In the immediate aftermath of WW2, we follow Grace Stewart (Kidman) at her remote stately home on the island of Jersey. With her husband presumed dead in battle, Grace is living as a single mother to her two young children – Anne and Nicholas – both of whom share a strange cutaneous pathology which makes them intolerant to sunlight. The story begins with Grace hiring three new housekeepers, all of whom appear slightly too familiar with their surroundings. From there we are plunged into an uncertain, eerie narrative trickling with suspense and subtlety. The estate is submerged in a relentless fog which only serves to amplify the discomfort as increasingly detectable phenomena are revealed.

Following on from his success with the Penelope Cruz picture Open Your Eyes (later bastardised by Cameron Crowe and Tom Cruise in the American re-make: Vanilla Sky), Alejandro Amenabar delivers an authentic modern horror classic. He completes the novel trifecta of director-writer-composer, which enables him to achieve his vision in each scene. Every frame is meticulously crafted, and his original score provides an unnerving backdrop. His lead is highly strung bordering on hysterical, locking every door behind her and compartmentalising the house so there is no doubt of a supernatural presence. A genius stroke painted on an immoderate background of sunlight allergies and paranoia.
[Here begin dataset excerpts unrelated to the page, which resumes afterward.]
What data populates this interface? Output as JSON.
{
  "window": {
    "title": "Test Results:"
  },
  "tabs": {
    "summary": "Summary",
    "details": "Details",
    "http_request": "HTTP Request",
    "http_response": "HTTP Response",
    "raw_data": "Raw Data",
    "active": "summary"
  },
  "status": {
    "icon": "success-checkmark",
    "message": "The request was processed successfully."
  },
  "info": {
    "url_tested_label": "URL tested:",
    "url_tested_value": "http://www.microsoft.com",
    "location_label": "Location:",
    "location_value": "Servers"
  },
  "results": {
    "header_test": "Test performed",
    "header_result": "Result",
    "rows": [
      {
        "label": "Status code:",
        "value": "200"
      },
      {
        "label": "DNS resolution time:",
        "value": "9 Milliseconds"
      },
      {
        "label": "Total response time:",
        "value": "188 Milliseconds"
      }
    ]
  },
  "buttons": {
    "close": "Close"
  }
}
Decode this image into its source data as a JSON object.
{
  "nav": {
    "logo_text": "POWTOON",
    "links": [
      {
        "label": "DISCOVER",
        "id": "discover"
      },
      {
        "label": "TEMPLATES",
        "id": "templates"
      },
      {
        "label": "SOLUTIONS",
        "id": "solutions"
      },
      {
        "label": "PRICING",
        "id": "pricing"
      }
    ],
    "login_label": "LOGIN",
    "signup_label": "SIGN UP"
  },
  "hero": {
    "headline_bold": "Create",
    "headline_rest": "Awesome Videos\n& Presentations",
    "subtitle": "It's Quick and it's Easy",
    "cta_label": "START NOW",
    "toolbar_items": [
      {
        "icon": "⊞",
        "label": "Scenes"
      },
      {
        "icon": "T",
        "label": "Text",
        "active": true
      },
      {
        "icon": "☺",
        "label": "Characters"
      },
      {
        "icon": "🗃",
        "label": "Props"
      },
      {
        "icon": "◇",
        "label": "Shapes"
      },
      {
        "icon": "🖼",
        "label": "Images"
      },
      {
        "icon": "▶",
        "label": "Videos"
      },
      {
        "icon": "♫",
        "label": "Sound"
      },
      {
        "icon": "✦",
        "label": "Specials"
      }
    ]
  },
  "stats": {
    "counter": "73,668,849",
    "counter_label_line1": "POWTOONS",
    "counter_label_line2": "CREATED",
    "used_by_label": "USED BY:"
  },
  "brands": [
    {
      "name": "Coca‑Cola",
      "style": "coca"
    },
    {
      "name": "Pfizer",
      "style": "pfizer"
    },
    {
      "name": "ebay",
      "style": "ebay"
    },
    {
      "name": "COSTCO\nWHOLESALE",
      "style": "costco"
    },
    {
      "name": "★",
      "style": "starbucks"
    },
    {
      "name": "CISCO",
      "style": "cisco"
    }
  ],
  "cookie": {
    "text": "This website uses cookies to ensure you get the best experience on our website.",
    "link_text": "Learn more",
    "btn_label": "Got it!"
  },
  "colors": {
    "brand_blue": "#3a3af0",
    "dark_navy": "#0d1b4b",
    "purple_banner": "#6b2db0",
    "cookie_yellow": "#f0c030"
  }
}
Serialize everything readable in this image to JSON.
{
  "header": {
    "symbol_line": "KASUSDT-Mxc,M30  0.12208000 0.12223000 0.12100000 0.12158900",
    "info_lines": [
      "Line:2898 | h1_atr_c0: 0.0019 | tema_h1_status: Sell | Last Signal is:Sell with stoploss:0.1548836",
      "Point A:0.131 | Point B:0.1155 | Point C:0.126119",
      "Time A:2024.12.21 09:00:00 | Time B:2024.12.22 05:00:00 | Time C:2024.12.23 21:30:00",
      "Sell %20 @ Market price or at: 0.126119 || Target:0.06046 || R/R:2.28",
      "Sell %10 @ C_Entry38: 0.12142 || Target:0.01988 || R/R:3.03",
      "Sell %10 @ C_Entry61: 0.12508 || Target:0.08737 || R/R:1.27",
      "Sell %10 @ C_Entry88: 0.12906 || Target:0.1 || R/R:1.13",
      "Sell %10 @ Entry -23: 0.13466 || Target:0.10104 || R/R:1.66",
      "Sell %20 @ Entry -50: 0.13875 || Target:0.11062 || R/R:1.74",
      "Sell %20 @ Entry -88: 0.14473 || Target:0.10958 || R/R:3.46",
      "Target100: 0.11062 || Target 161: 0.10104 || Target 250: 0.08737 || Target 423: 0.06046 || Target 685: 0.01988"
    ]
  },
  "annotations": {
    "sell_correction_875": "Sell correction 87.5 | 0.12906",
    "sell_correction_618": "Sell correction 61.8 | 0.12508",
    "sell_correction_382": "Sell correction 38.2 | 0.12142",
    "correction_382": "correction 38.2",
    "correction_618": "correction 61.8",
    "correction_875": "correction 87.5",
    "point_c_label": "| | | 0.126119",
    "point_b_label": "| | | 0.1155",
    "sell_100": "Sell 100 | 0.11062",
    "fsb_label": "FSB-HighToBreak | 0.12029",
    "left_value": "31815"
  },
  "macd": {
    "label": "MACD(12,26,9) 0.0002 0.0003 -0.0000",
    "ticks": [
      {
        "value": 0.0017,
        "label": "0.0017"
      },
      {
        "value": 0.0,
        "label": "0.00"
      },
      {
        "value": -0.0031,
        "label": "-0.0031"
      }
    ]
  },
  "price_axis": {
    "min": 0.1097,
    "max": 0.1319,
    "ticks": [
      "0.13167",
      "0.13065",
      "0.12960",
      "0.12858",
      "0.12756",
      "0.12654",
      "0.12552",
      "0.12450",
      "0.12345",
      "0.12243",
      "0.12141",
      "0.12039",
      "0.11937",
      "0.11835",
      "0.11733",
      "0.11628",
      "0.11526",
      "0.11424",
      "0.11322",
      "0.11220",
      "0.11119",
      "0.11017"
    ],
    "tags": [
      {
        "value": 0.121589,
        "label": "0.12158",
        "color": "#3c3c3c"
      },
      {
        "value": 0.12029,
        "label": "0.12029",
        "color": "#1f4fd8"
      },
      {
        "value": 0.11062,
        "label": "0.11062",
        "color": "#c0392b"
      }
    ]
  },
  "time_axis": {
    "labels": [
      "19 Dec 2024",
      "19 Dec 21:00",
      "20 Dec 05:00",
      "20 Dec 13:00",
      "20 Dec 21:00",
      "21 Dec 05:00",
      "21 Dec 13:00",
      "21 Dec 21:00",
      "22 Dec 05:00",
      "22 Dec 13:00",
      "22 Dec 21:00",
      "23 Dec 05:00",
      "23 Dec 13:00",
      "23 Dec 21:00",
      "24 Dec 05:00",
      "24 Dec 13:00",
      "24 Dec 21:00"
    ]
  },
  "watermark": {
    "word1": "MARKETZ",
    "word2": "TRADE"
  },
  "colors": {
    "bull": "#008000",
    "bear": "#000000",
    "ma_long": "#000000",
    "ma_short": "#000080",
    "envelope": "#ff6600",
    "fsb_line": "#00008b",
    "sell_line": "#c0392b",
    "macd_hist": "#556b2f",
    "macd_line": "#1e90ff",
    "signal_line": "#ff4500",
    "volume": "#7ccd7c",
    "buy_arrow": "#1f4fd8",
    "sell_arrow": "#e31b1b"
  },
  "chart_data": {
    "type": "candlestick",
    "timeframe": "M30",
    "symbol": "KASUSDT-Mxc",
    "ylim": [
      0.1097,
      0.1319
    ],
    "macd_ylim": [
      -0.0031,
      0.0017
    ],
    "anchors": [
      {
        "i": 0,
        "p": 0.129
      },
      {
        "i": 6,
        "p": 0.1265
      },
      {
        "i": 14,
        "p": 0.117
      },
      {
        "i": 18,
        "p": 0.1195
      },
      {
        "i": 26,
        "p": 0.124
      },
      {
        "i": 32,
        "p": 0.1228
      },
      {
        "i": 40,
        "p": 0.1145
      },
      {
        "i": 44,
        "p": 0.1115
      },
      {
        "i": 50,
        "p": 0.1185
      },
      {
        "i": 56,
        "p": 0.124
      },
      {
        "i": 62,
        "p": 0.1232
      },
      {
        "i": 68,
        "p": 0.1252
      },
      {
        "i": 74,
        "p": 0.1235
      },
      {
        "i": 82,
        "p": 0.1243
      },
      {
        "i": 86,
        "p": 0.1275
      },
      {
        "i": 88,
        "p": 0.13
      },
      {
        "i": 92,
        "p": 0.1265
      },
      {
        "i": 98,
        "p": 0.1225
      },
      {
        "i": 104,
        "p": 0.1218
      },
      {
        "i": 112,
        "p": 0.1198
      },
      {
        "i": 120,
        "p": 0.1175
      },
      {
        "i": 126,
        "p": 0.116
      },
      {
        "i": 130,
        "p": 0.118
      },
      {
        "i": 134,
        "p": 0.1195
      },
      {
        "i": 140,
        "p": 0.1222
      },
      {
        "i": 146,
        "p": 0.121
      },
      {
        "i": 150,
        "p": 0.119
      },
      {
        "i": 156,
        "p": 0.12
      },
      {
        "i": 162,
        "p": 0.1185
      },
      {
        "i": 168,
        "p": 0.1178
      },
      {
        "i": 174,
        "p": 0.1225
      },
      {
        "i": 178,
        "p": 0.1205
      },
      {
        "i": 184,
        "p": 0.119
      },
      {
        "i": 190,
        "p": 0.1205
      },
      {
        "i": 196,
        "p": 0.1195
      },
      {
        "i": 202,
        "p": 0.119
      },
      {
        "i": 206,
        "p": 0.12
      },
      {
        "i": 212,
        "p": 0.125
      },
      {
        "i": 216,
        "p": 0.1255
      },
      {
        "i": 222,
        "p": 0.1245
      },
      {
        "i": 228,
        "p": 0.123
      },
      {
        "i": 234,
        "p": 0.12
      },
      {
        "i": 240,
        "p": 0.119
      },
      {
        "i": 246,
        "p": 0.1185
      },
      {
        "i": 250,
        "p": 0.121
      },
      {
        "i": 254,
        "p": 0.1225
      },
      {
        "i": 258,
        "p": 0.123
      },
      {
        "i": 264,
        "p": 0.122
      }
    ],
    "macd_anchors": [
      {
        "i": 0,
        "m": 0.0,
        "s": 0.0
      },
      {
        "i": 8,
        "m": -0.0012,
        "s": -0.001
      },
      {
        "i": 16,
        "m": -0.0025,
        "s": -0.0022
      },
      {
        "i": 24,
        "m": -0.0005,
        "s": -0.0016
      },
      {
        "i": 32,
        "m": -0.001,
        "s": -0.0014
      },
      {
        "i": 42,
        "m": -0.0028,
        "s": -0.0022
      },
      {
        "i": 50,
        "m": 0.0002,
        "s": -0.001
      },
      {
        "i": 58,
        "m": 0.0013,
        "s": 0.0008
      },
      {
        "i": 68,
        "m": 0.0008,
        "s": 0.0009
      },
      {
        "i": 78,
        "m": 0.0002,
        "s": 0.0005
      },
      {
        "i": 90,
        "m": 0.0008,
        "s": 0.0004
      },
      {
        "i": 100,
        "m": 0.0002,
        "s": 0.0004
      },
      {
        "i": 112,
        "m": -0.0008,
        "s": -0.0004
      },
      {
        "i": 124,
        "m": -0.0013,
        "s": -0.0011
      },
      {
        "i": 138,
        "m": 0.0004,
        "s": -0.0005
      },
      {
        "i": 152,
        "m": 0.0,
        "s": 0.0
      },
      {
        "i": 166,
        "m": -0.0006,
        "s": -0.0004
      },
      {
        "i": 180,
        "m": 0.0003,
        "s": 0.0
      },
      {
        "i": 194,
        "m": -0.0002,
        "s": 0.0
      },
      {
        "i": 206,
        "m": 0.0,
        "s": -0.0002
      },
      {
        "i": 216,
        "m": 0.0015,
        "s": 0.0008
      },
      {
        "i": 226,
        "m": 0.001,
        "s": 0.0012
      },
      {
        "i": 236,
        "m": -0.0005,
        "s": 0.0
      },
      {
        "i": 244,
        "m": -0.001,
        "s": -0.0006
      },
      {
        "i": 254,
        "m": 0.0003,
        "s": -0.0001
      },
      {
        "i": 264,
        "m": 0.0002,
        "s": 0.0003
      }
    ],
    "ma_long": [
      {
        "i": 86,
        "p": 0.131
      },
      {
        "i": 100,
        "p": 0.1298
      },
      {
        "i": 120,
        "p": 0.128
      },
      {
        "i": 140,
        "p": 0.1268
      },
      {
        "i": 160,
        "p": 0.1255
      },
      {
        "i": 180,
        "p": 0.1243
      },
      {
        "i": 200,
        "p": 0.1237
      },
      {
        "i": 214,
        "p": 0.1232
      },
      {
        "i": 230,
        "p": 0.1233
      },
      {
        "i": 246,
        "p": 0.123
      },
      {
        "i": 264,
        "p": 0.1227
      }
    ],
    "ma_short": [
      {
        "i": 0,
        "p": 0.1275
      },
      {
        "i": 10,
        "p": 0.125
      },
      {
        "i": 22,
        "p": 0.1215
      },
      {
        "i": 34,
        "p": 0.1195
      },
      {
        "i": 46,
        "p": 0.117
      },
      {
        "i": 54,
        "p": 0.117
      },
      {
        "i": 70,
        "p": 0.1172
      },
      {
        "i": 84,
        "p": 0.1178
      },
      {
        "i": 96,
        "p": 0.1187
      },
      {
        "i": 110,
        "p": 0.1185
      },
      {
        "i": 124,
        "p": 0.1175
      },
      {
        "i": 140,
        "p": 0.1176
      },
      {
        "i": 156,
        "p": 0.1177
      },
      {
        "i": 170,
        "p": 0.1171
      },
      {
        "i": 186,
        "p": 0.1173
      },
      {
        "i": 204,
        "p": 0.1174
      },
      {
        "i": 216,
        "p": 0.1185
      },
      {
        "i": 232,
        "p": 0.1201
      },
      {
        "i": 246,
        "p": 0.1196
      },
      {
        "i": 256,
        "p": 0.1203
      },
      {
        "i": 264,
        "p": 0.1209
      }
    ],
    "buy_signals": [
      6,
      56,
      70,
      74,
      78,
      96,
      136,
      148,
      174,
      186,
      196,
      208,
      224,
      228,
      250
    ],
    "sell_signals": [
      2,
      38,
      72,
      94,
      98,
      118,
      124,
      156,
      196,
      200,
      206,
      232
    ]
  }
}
The Others is not overtly scary or gratuitously violent, instead, it packs an insidious punch. Slowly manifesting under the viewer’s skin as the tension builds and we face uncomfortable questions entering the final act. Exemplary false scares and tonal changes keep the audience engrossed, but behind it all the fog thickens, the claustrophobia heightens, and the characters slowly become less amenable. It is like being slowly choked when you are distracted, only gaining awareness on your last breath. The crescendo builds moderately until the deafening realisation of the twist blasts your eardrums.

Nicole Kidman is phenomenal; an icon who Toni Collette must have studied prior to Hereditary. Her fluctuations between unhinged and controlled are balanced against her caprice and doting affection towards her children. She torpedoes the plot almost single-handedly, justifying her Golden Globe nomination. Her children, played by Alakina Mann and James Bentley, excel in their difficult roles, as they have to match the unbridled intensity of Kidman. The trio play off each other marvellously; pushing each other away, but never so far that they cannot strongly reunite.

The Others is refreshing. The scares are not sufficient to cause palpitations and the themes are not complex, but underpinning it all is a masterclass in 21st-century filmmaking. Beautifully crafted, succinctly delivered, and magnificently understated. The Others leaves viewers overwrought and suspended from a tightening rope, culminating in a satisfying but humourless conclusion, as all good horrors should.